Выбрать главу

А ей, судя по отдельным стихам, письмам, статьям, нравилась рубенсовская полнота жизни в любовной лирике Василия Федорова; в разговорах о любви, как предмете поэзии, она нередко вспоминала летучее федоровское «Любовь горела…». Упоенно читала эти стихи наизусть.

Ей был духовно близок тихий, умудренный прожитым, свет лирики Александра Твардовского, никогда не переступавшего порога истинной целомудренности.

Но сама она, как бы по инерции, продолжала петь песню любви на одной ноте, ноте светлого и чистого, юношески незамутненного чувства, ноте беспечного срывания лепестков ромашки.

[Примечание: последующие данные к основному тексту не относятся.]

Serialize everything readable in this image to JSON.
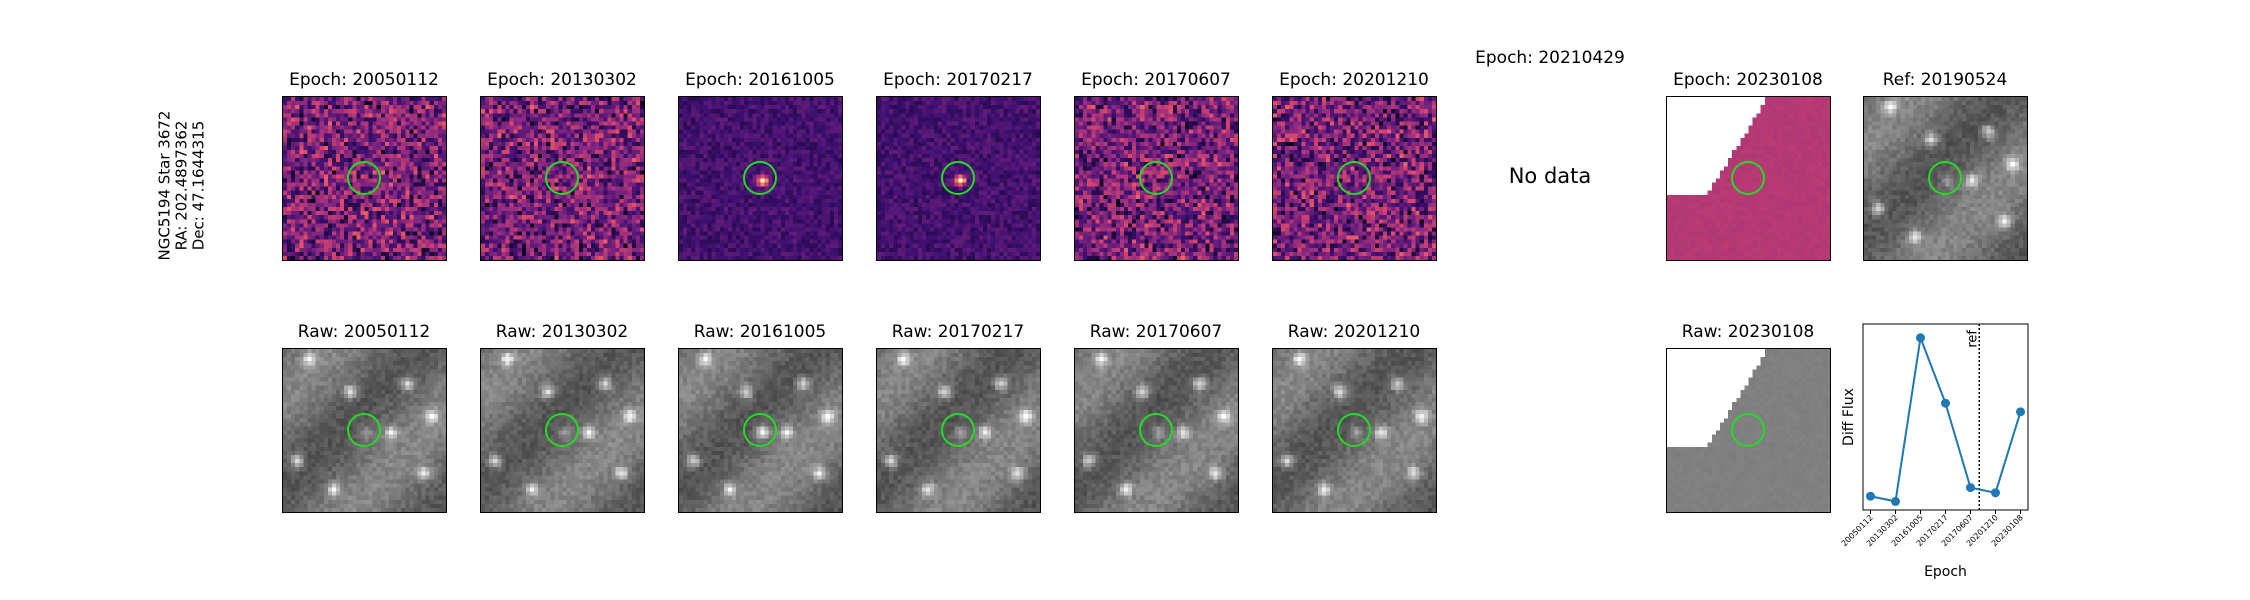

У рассвета сосны — розовы, А у вечера — Красны… Пили светлый сок березовый Мы на празднике весны. Шли, держась с тобою за руки, Избегали троп глухих, Я плела венки из таволги И в Тобол бросала их…
(«У рассвета сосны розовы…», 1963)

Перелистывая итоговые книги — «Избранное» (1965), «Корабельный бор» (1974), двухтомник (1976), — вновь и вновь останавливаю себя на мысли: интимной лирике поэтесса уделяла малую часть своего внимания, считала, очевидно, что такая лирика ей не свойственна.

Не бурей вызвана в крови Осенняя бессонница… Но утверждением любви Мой каждый день становится. Весь мир Мне хочется обнять, Чтобы сильней увериться: Любовь — Всему живому мать. На ней Все в жизни держится!{30}

Подобные образные и композиционные решения присущи стихам: «Уже не дни, а годы между нами…» (1949), «Лишь стоит сомкнуть мне ресницы…» (1956), «Русская девушка» (1957), «Я свою лесную родину…» (1959), «Раструбили журавли по рощам» (1962)…

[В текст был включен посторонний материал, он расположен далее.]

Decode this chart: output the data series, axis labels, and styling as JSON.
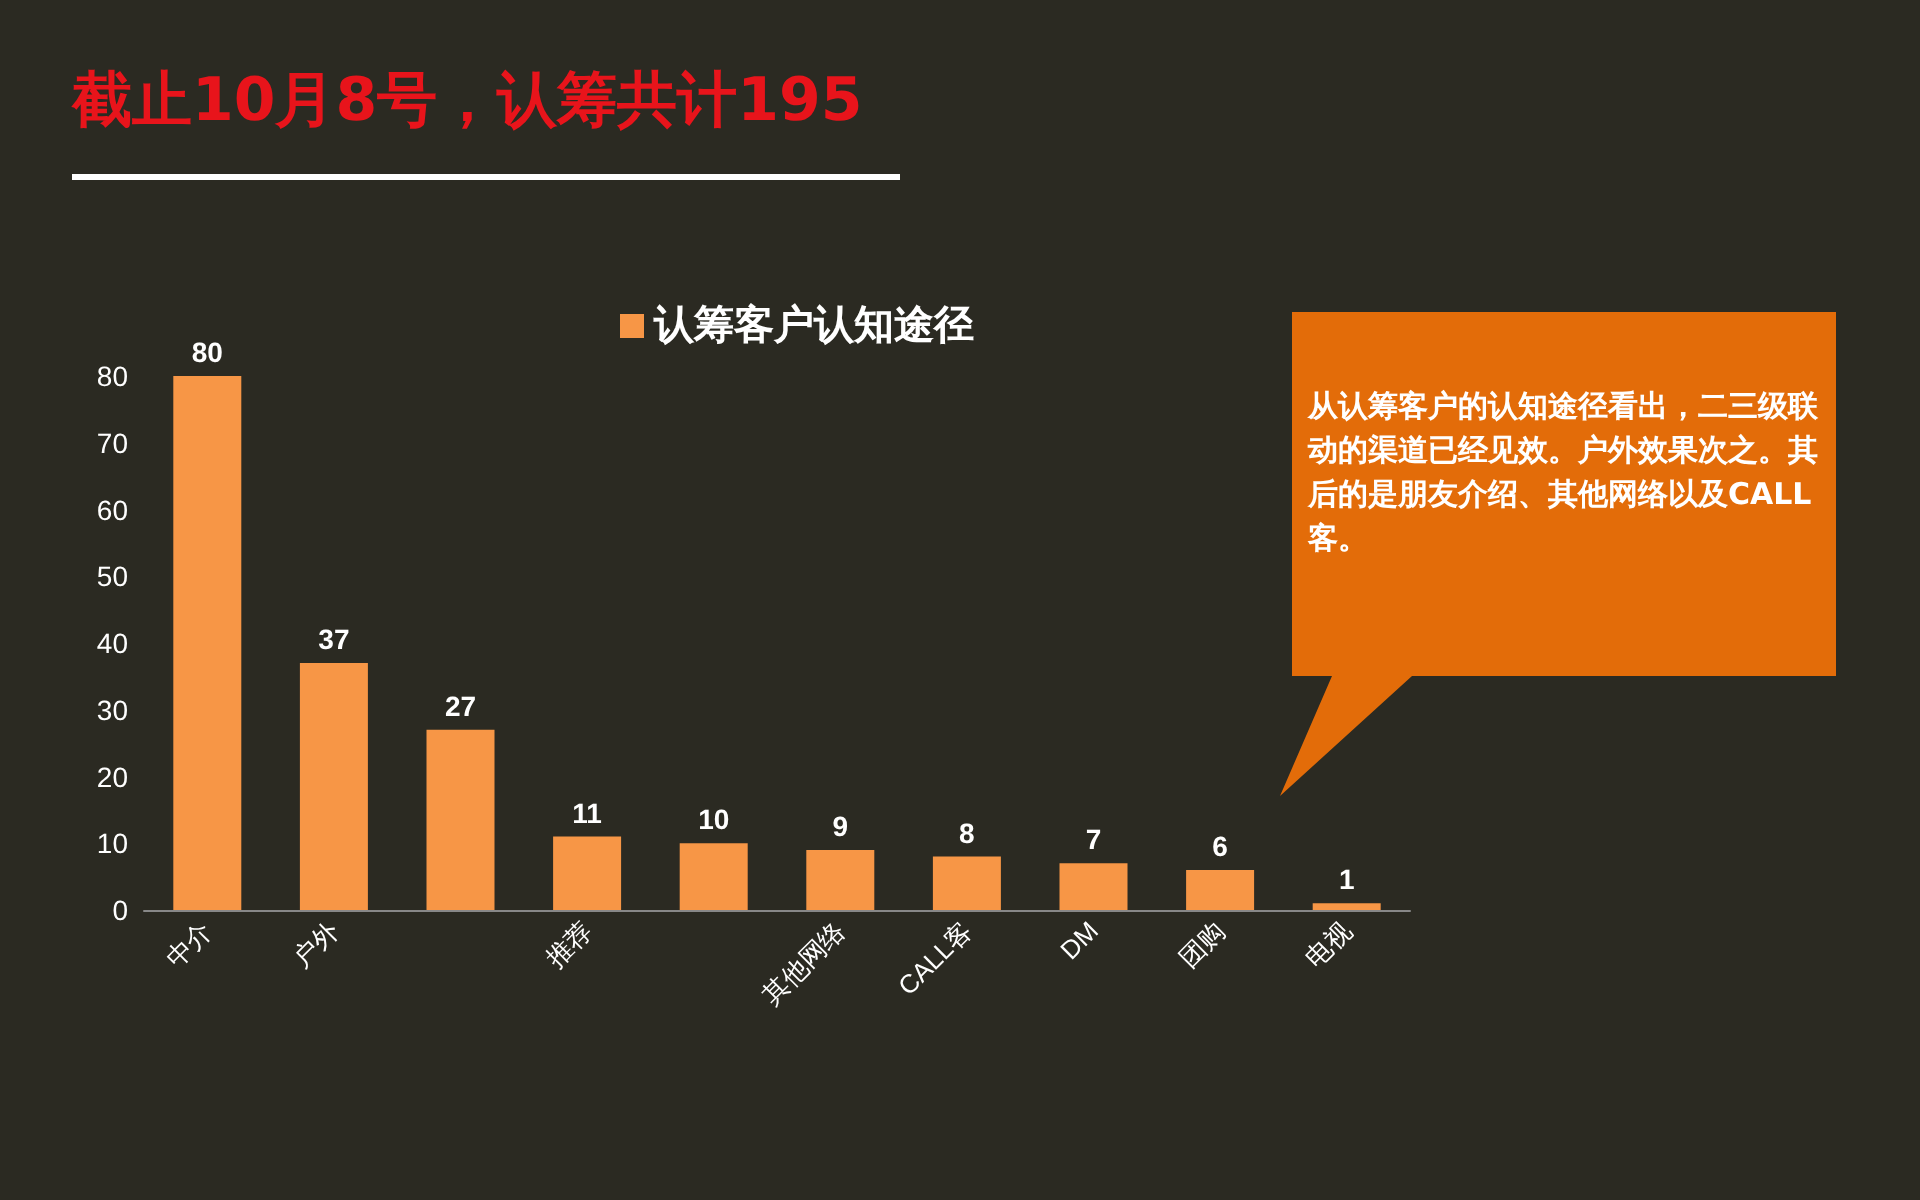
{
  "chart_data": {
    "type": "bar",
    "title": "截止10月8号，认筹共计195",
    "categories": [
      "中介",
      "户外",
      null,
      "推荐",
      null,
      "其他网络",
      "CALL客",
      "DM",
      "团购",
      "电视"
    ],
    "series": [
      {
        "name": "认筹客户认知途径",
        "color": "#f79646",
        "values": [
          80,
          37,
          27,
          11,
          10,
          9,
          8,
          7,
          6,
          1
        ]
      }
    ],
    "ylim": [
      0,
      80
    ],
    "yticks": [
      0,
      10,
      20,
      30,
      40,
      50,
      60,
      70,
      80
    ],
    "data_labels": true,
    "legend": "top",
    "annotations": [
      "从认筹客户的认知途径看出，二三级联动的渠道已经见效。户外效果次之。其后的是朋友介绍、其他网络以及CALL客。"
    ]
  }
}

Во время пятого Всесоюзного совещания молодых писателей, на котором Людмила Константиновна руководила одним из поэтических семинаров, я задал ей вопрос: почему интимная лирика занимает в ее творчестве такое незначительное место?

— Почему? — усмехнулась она. — Сердцу не прикажешь. Не пишется на эту злосчастную тему — и все тут. Здесь ведь как? Нужно очень хорошо писать, чтоб душу обжигало. Или уж не браться.

Я что-то говорил тогда о любви — вечном двигателе поэзии во все времена. О том, что все великое, вечное, непреходящее выражено через образ любимого или любимой. Чаще — через образ любимой. Среди великих певцов любви в русской поэзии Пушкин, Лермонтов, Тютчев, Блок, Есенин…

Она лукаво подсказала:

— А Горький? А Маяковский?

— Ну уж и Маяковский? — пробовал я пикироваться.

— Еще как! — вдруг горячо повторила поэтесса. — Живи Маяковский в такое «оборудованное» для интимной лирики время, как наше хотя бы, еще неизвестно, какие шедевры выдал бы он! Загляните-ка на досуге в дневники. Загляните, загляните.

Возвратившись домой, я долго листал Маяковского. Наконец, наткнулся на поистине горячие, откровенные, исповедальные строки:

«Исчерпывает ли для меня любовь все? Все, но только иначе. Любовь — это жизнь, это главное. От нее разворачиваются и стихи, и дела, и все пр. Любовь — это сердце всего. Если оно прекратит работу, все остальное отмирает, делается лишним, ненужным»{31}.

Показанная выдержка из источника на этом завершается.